I have made seemingly disparaging comments re technical analysis. In doing so, I have confused some readers. ("You seem to present conflicting views with regard to fundamental analysis vs. technical analysis. While acknowledging the need for FA, you seem to finally gravitate back to a soley TA perspective. Maybe that's not correct...") I believe both fundamental and technical analysis to be at minimum equally important. However, I consider fundamental analysis be a snapshot whereas technical analysis is dynamic. I prefer to emphasize that dynamic 'motion picture' rather than the snapshot.
Moreover, I rail against the practitioners of technical analysis, not the art itself.
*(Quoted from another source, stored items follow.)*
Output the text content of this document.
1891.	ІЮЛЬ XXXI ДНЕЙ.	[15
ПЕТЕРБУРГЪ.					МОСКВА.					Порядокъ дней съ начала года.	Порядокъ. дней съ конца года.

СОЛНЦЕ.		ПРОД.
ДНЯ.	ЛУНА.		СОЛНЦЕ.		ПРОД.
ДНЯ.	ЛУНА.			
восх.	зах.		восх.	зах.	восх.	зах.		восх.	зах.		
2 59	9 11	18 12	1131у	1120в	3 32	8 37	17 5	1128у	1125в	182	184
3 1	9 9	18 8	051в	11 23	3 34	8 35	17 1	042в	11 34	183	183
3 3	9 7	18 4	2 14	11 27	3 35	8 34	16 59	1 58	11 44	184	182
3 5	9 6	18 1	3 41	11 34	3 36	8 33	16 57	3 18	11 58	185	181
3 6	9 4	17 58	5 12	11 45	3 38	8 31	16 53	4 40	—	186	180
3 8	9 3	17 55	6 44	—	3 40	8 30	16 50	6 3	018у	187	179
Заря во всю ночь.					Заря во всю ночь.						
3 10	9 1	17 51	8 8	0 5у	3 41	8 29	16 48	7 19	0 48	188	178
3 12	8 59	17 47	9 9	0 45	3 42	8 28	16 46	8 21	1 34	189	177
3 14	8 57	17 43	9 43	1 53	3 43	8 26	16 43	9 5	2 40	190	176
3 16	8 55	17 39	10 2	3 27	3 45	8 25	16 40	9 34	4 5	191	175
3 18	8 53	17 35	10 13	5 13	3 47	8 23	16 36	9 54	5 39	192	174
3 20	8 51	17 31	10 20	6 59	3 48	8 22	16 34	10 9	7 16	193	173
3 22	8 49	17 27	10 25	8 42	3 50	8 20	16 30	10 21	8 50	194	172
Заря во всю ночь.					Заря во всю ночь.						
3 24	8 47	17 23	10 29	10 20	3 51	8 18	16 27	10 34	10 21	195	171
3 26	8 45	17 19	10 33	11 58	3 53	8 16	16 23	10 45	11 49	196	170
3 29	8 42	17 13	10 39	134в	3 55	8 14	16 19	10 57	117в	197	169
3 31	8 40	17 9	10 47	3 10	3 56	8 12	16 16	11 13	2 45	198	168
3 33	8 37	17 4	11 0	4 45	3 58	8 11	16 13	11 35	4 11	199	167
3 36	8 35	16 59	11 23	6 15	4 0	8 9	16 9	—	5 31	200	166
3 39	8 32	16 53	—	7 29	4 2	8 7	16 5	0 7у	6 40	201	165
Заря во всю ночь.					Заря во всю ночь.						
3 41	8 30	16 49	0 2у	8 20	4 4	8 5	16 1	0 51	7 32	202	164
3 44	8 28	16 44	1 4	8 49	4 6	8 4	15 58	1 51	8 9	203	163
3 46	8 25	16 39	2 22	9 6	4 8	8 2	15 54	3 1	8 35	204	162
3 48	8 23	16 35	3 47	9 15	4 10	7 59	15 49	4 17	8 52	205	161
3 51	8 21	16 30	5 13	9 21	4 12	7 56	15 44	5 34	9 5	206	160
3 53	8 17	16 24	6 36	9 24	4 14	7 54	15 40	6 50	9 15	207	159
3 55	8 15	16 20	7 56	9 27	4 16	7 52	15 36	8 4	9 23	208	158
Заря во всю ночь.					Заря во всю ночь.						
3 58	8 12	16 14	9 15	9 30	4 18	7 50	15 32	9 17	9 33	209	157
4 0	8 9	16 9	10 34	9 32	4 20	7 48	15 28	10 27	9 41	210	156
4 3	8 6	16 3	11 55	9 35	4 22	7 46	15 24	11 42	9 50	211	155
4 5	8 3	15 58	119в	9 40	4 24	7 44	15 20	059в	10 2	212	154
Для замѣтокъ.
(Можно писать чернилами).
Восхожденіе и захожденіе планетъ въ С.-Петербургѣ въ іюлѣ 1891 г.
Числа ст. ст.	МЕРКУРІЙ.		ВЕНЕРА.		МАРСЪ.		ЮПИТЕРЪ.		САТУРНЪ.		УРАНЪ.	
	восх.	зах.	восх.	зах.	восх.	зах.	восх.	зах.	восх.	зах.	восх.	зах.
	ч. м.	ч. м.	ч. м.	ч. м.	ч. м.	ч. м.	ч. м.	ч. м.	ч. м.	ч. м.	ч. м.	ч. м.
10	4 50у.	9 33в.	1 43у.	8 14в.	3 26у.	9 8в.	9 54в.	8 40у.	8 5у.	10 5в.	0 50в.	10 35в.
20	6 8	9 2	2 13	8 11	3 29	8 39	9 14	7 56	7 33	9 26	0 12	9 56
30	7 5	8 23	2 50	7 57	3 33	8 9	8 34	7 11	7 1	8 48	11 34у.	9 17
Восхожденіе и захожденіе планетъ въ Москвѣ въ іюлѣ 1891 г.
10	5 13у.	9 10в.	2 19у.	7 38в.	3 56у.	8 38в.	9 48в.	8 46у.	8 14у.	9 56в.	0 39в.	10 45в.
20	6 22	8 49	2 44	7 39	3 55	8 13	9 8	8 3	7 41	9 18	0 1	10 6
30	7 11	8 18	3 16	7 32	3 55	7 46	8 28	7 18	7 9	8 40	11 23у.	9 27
There are too few who 'read' the charts able to 'predict' future bars; I could count those few on the fingers of both hands. (And I am not Inigo Montoya!) For most investors, technical analysis proves to be a crutch rather than a tool, as it provides a reason to avoid making investments or even selling too early. I always suggest knowing your limitations ("Know thyself!"); once complete, you can work around these limitations.
Most investors who believe they understand technical analysis only fool themselves. They might know the rules of the various studies (Elliot Wave, Fibonacci retracments, stochastics, moving averages, etc) but lack the ability to integrate that understanding into a coherent whole that says, "This is the low; buy now!" (Or vice versa.) So instead they bob about like a buoy on storm-tossed seas; many times under water.
Their understanding is limited to perceiving only what has occurred, not what will occur; they tilt at the windmill of circumscribing past action (as if the ability to draw a trendline over past action is somehow meaningful) rather than invest today to make money tomorrow. Perhaps, in a personally truthful moment of self-analysis, they might recognize in the charts below some similarity to their investing character. Does either chart resonate for you...?
And yet, I am a very visual person, so I rely very much on chart action, and my perception of setups and patterns. But then I have done the work necessary to perceiving the big picture. You might recall, among others, my in-depth remarks re Apple/AAPL (nailing the low, and coaxing you into the postion for the past 4 months) and the homebuilders (nailing the high, and then screaming for you to sell before the carnage set in).
This blog is my attempt to show that each analysis -- technical, fundamental, valuation, and sentiment -- is critical. And that perceiving opportunity when viewing the charts is not only possible, but probable. Never forget that your greatest reward (easiest money) is made in the best opportunities wherein the preponderance of the evidence in all the analytical disciplines agree.